NEW YORK – When I was growing up in communist Poland, International Women’s Day was viewed as an opportunity to celebrate women’s contributions and accomplishments. But it was a hollow token. The following day, women went back to their lives of limited opportunity. No one-day holiday can do much to redress generations of discrimination.

The impact of the international drug-policy regime reflects this reality. In the drug supply chain, women are most commonly found at the bottom, often acting as “mules.” When a woman is caught, although she is often a non-violent first time offender, she faces a harsh mandatory minimum sentence.

To the traffickers, these women are expendable. Bail is rarely put up for them, or a lawyer hired, because they hold no value to the trafficking structures. And, left on their own, these women lack the knowledge and resources to navigate the criminal justice system. Nor are they likely to have the right kind of information to trade with authorities in exchange for a lighter sentence.

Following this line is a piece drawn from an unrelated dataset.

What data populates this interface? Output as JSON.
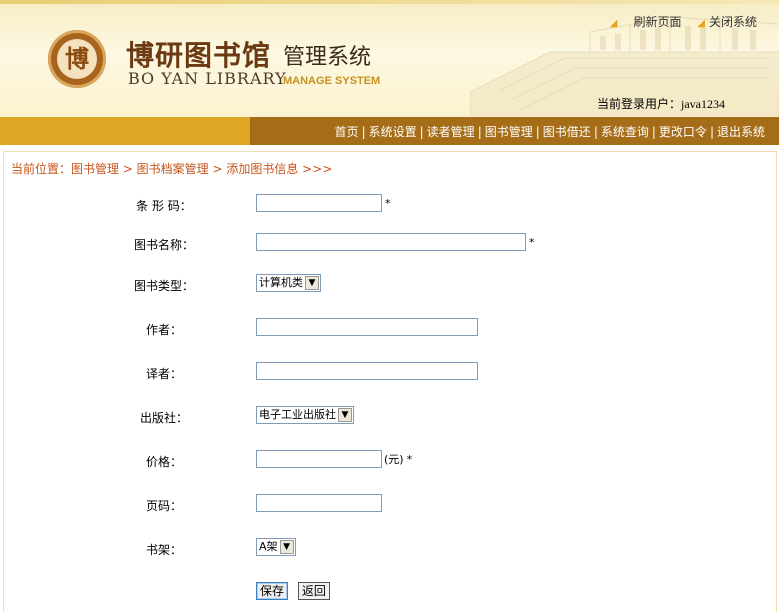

More women are sent to jail for drug offences than for any other crime. In Latin America alone, they account for 70% of women in prison. The impact on the drug trade of incarcerating a drug mule for a decade is minuscule; but the effect on the women and their families is devastating and irreversible.

I first noticed the effects of drug policy on women when I traveled to Tajikistan and Kyrgyzstan after the collapse of the Soviet Union. In the Kyrgyz mountains, there were entire villages with not a man in sight; they had become migrant workers in Russia.

Within two years of Kyrgyzstan’s independence, prisons filled with women held on drug-trafficking charges. These were ordinary women, some of them “babushkas” wearing headscarves. When speaking to senior law enforcement officials, I was told that the women were smuggling drugs from Afghanistan to pay for shoes and schoolbooks. To the Tajik and Kyrgyz criminal justice system, they were the lowest-hanging fruit in the newly launched war on drugs.

Women in such circumstances face a double punishment: loss of liberty and family. To be convicted of a drug-related crime often means losing custody of one’s children. If the woman sent to jail is the head of a single-parent household and her children are placed in foster care, or if she is pregnant when entering prison, it is likely that she will never see them again.